Edit: Changed the value for USHRT_MAX
as it was not conformant as shown by comments.
Imagine you have a fancy compiler where its integer type limits, as defined in limits.h are:
#define INT_MAX 2147483647 /* Typical 32-bit system value */
#define USHRT_MAX 2147483647 /* ***Edited***, original question had 2000000000 */
And in my application I have the following code:
unsigned short a = 1500000000;
unsigned short b = 1500000000;
unsigned short c;
c = a + b;
As far as I know, what will happen in the last instruction will be:
- Integral promotion on
a
. Asint
can take all values ofunsigned short
,a
gets promoted toint
. - For the same reasons,
b
gets promoted toint
. - Addition happens on
int
types. - The result is not representable in
int
. Undefined Behavior due to paragraph 6.5/5.
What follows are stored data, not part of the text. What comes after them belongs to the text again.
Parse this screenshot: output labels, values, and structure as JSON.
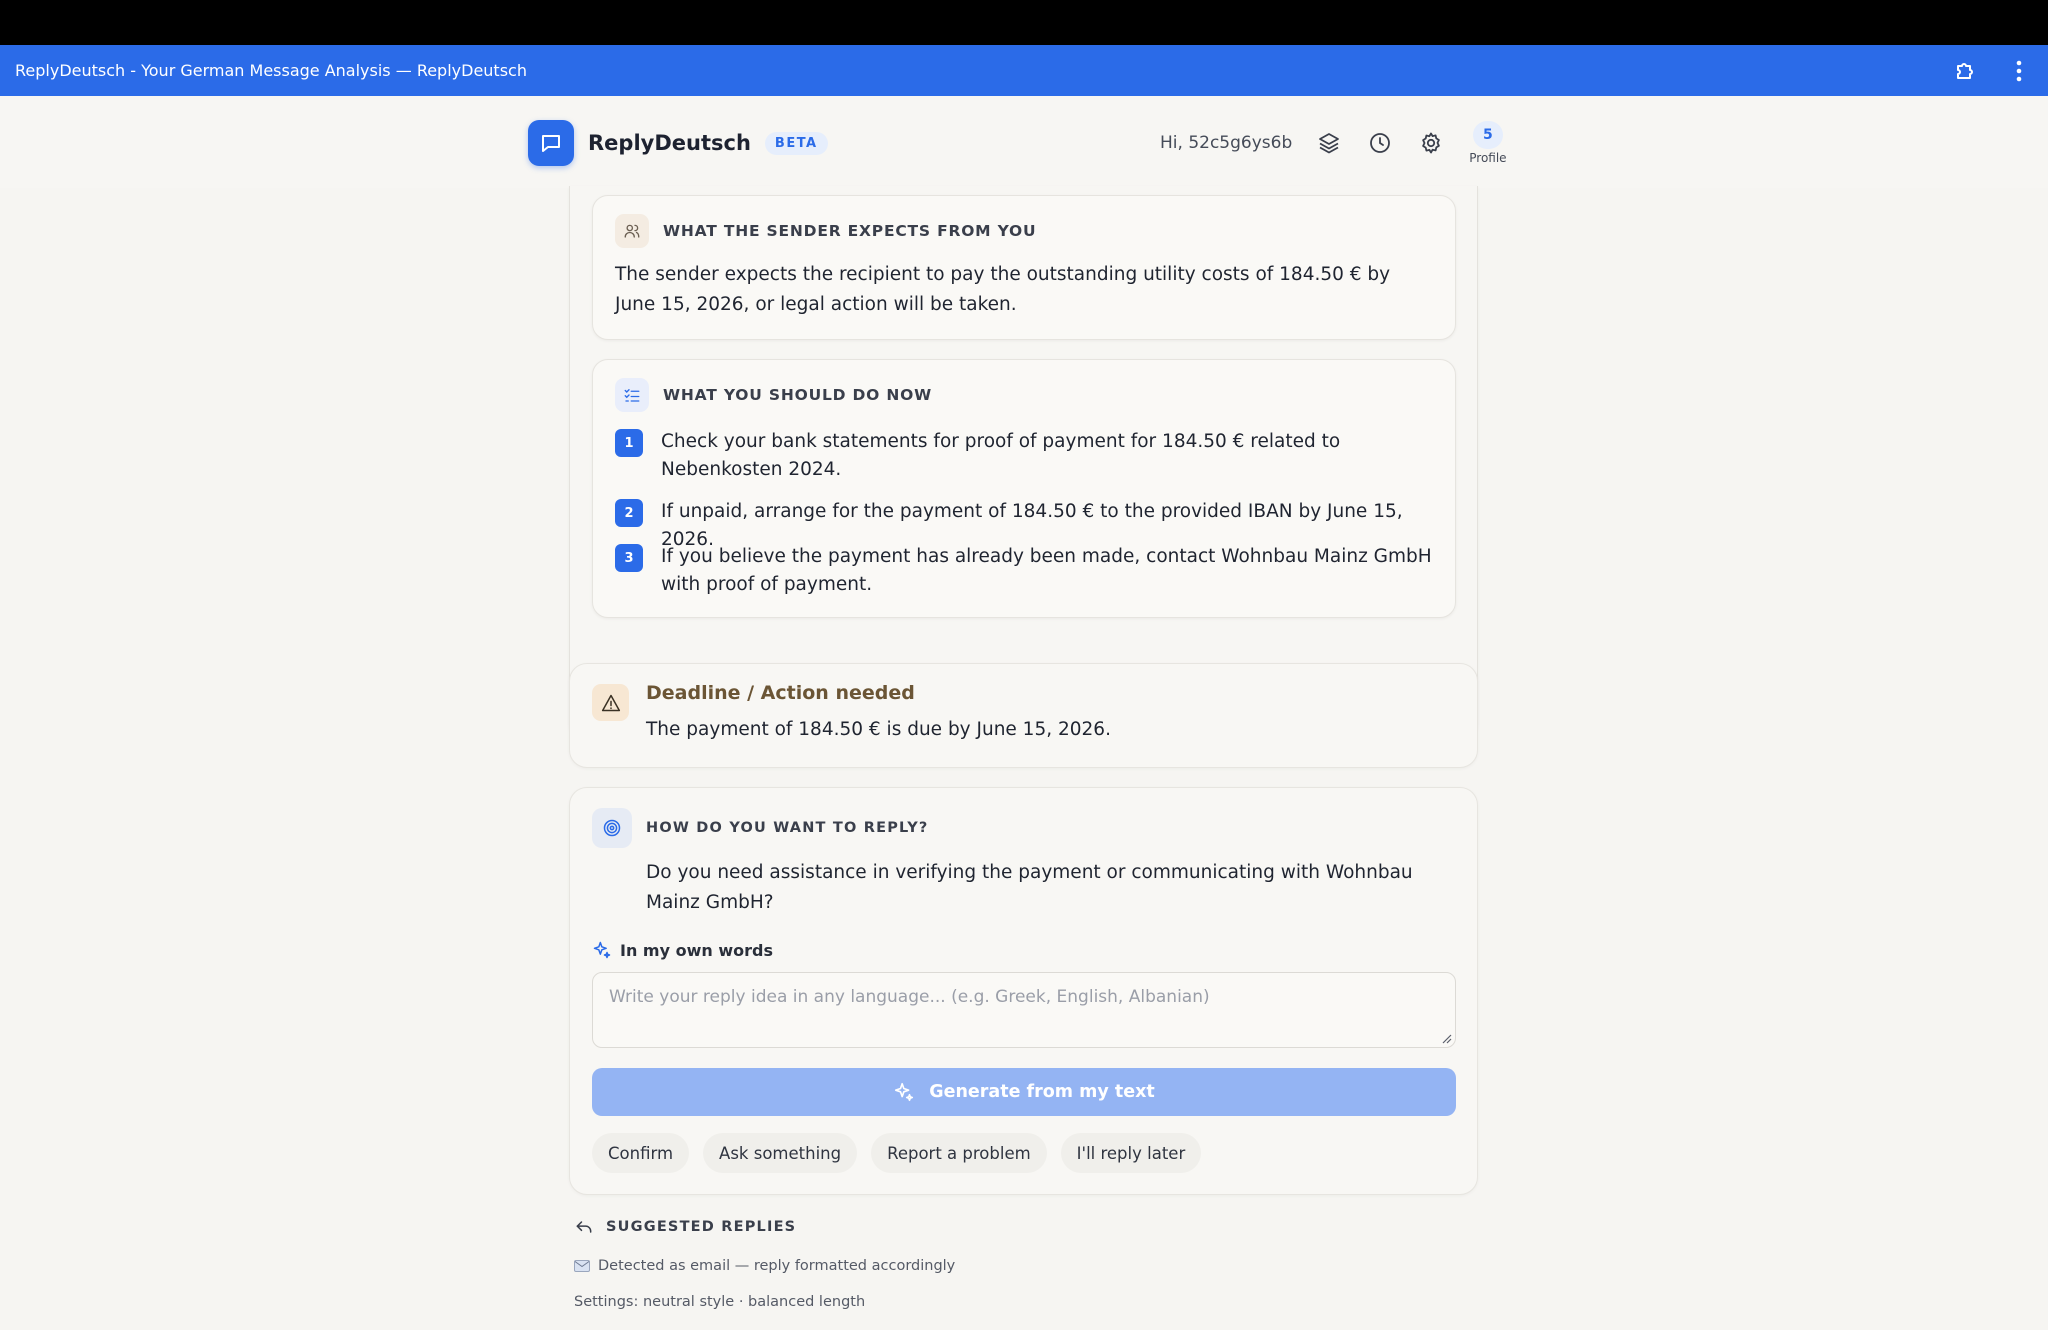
{
  "window": {
    "title": "ReplyDeutsch - Your German Message Analysis — ReplyDeutsch"
  },
  "header": {
    "brand": "ReplyDeutsch",
    "badge": "BETA",
    "greeting": "Hi, 52c5g6ys6b",
    "profile_count": "5",
    "profile_label": "Profile"
  },
  "expectations": {
    "title": "WHAT THE SENDER EXPECTS FROM YOU",
    "text": "The sender expects the recipient to pay the outstanding utility costs of 184.50 € by June 15, 2026, or legal action will be taken."
  },
  "actions": {
    "title": "WHAT YOU SHOULD DO NOW",
    "steps": [
      {
        "num": "1",
        "text": "Check your bank statements for proof of payment for 184.50 € related to Nebenkosten 2024."
      },
      {
        "num": "2",
        "text": "If unpaid, arrange for the payment of 184.50 € to the provided IBAN by June 15, 2026."
      },
      {
        "num": "3",
        "text": "If you believe the payment has already been made, contact Wohnbau Mainz GmbH with proof of payment."
      }
    ]
  },
  "deadline": {
    "title": "Deadline / Action needed",
    "text": "The payment of 184.50 € is due by June 15, 2026."
  },
  "reply": {
    "title": "HOW DO YOU WANT TO REPLY?",
    "question": "Do you need assistance in verifying the payment or communicating with Wohnbau Mainz GmbH?",
    "own_words_label": "In my own words",
    "input_placeholder": "Write your reply idea in any language... (e.g. Greek, English, Albanian)",
    "input_value": "",
    "generate_label": "Generate from my text",
    "quick_replies": [
      "Confirm",
      "Ask something",
      "Report a problem",
      "I'll reply later"
    ]
  },
  "suggested": {
    "title": "SUGGESTED REPLIES",
    "detected": "Detected as email — reply formatted accordingly",
    "settings": "Settings: neutral style · balanced length"
  },
  "colors": {
    "accent": "#2b6be8",
    "button_disabled": "#94b4f3",
    "warning_chip": "#f7e7d3",
    "deadline_text": "#6b5535"
  },
  "icons": {
    "logo": "chat-bubble-icon",
    "extensions": "puzzle-icon",
    "menu": "more-vertical-icon",
    "layers": "layers-icon",
    "history": "clock-icon",
    "settings": "gear-icon",
    "expectations": "users-icon",
    "actions": "checklist-icon",
    "deadline": "warning-triangle-icon",
    "reply": "target-icon",
    "own_words": "sparkle-icon",
    "generate": "sparkle-icon",
    "suggested": "reply-arrow-icon",
    "detected": "envelope-icon"
  }
}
Is my reasoning correct? Does this really invoke undefined behavior, or where did I go wrong? Note that my code only works with unsigned types, and a result applying the modulus for unsigned integers could be expected due to legal overflow on unsigned types.
If the answer to the previous question is "yes, undefined behavior", this happened for a legal conformant compiler. So, can you say that the application code I posted is incorrect? Do all non-explicitly-casted small unsigned integer additions potentially invoke undefined behavior?